Unlike many feminists with my beliefs and my education, I decided to stay home with my four children full-time for 15 years and part-time until the youngest went to college. I involved myself in nonsexist childrearing, childbirth education, breastfeeding counseling, parent education, toddler playgroups, babysitting cooperatives, cooperative nursery schools, school libraries, a campaign to save the local public library, the nuclear freeze movement, mental illness support and advocacy, parent advocacy for playground upkeep and a preschool playroom, a high school group for interracial understanding--the list is endless. When I attended library school and social work school, I naively assumed my qualifications would be obvious and no one would dare to treat me like a beginner. Instead, I was given the responsibility of an experienced worker and the salary, benefits, and respect of a beginner.
I recall one infuriating incident during my first social work placement; my childless supervisor earnestly instructed me how to interview a client with her two year old present. I had frequently run La Leche Meetings with 20 moms and 30 babies and toddlers. Women social workers who had taken very short maternity leaves and worked full-time during their children's childhood too often acted like all my knowledge had been attained by cheating. I got more respect from male professors. The situation has worsened; women are terrified of taking only a few years off from work. And yet the men who fought World War II left their jobs for several years and did not suffer economic consequences. The government even paid for their college and graduate school education.
When my mom went back to college in 1963 and work in 1968, after having raised 6 children, she was accorded more respect and her experience was more honored than mine was 20 years later. Full-time childrearing is frequently belittled as beneath the time and attention of intelligent, well-educated parents, who presumably should have exploited immigrant women of color to love and understand their children while they pursued their more important jobs.
Remember, things have not changed for the valiant, loving women of color who raise our children and care for our aging parents. I take care of my toddler grandson 3 days a week; my friends are mostly nannies from all over the world. I am often appalled how little highly successful two-career couples pay their nanny; many fail to provide the caregiver with any benefits, least of all health care. They think nothing of calling the nanny on Sunday and telling her they don't need her that week. As one dedicated women from the Dominican Republic told me, "the more I love the children, the more it hurts my heart."
Many women with college degrees, graduate, or professional degrees have made enormous strides in most major professions and in the workplace generally. Even nurses and teachers have made significant progress because they unionized. Public librarians and social workers usually make less than any other professionals with graduate degrees, because they are mostly women and they are not unionized.

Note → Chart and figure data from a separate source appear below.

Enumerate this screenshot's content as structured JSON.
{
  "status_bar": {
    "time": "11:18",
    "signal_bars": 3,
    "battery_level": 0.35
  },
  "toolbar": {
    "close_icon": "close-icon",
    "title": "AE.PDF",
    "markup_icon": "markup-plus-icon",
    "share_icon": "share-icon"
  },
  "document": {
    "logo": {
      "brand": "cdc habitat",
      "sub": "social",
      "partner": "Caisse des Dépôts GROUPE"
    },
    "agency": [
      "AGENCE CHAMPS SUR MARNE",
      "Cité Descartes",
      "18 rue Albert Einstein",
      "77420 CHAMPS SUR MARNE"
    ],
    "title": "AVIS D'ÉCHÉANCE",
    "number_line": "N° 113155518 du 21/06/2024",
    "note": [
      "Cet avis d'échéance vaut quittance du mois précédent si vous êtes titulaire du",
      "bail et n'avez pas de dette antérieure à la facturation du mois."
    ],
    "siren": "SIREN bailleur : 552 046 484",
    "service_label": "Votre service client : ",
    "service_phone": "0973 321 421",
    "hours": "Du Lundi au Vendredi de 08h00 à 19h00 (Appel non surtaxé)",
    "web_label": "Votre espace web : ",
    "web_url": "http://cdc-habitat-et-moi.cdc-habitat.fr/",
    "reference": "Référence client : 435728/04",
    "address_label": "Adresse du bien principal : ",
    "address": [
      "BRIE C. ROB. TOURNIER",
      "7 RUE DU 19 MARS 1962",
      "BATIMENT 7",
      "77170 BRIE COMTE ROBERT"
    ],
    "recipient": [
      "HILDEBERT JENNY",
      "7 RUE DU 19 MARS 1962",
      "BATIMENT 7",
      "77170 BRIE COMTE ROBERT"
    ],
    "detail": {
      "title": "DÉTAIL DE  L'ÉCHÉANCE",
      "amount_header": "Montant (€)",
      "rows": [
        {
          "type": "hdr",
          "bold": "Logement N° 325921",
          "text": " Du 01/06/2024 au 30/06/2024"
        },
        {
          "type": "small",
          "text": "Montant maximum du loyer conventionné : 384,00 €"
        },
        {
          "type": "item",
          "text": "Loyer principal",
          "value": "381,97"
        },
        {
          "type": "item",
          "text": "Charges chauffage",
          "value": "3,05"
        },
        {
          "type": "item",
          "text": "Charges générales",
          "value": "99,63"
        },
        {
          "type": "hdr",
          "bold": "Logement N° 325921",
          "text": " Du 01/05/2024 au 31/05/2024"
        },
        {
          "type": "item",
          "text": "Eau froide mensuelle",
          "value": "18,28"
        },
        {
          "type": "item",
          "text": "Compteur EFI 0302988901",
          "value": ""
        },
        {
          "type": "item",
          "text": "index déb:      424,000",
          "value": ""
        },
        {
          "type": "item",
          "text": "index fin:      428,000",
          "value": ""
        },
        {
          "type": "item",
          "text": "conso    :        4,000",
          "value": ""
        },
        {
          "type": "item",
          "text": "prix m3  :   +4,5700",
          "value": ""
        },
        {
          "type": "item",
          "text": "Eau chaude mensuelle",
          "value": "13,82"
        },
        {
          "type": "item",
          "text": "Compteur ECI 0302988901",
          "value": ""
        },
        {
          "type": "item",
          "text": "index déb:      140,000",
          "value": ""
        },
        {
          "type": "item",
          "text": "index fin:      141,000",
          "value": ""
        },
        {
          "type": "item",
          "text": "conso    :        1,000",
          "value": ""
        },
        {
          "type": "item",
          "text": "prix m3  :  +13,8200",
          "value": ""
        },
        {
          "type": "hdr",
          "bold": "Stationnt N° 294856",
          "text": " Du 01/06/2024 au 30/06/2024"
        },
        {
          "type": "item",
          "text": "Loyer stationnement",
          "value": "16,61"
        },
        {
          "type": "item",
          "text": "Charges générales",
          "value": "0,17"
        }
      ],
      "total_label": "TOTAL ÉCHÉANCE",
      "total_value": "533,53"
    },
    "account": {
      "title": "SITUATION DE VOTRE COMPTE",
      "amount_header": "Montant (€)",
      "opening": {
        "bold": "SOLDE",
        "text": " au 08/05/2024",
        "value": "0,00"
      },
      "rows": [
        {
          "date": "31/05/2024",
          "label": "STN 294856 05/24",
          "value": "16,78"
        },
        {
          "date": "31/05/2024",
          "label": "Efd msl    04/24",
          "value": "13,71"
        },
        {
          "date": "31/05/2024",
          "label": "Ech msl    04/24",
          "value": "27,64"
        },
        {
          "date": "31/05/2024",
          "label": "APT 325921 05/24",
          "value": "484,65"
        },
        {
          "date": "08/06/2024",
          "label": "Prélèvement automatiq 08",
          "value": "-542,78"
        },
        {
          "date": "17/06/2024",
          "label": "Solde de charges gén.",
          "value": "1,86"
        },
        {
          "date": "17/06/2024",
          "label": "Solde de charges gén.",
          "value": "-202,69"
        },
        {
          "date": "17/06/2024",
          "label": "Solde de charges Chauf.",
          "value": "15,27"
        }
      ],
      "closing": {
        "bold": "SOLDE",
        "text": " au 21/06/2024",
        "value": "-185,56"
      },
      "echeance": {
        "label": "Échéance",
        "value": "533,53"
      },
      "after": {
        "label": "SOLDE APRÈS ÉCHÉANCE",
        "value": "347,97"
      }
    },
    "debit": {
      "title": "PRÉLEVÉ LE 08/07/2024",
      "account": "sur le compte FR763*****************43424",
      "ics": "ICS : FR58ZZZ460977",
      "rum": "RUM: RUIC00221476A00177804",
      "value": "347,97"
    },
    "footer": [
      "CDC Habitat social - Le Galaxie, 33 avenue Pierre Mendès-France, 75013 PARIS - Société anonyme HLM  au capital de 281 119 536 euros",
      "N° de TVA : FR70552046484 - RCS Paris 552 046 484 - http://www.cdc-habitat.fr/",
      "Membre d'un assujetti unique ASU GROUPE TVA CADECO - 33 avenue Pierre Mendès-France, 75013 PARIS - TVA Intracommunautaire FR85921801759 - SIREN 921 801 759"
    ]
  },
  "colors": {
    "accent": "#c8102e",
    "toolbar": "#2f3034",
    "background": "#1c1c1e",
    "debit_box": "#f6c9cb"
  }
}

When college-educated women have children, or have to care for aging parents, they begin to realize that women have mostly gained the right to follow the traditional male life style, emphasizing work over relationships, caregiving, community activism.. As women chose to have children at an older and older age, the realization is late in coming. At that point their lives tend too become too frenzied and exhausting to leave any time for feminism and political reform. My four well-educated, successful daughters are only having their consciousness raised as they begin to have children. You might make over $100,000 a year, but you still will have to pump breastmilk for your infant in the toilet and find somewhere other than your workplace refrigerator to store the "biohazard" of your breastmilk.
The mommy wars infuriate me because they presuppose it is the responsibility of mothers, not fathers, to raise children. In the 70s we believed in equal childrearing, although we fell far short of that goal. Fathers who stay at home with their young children probably face the same discrimination and disrespect when they return to their former career.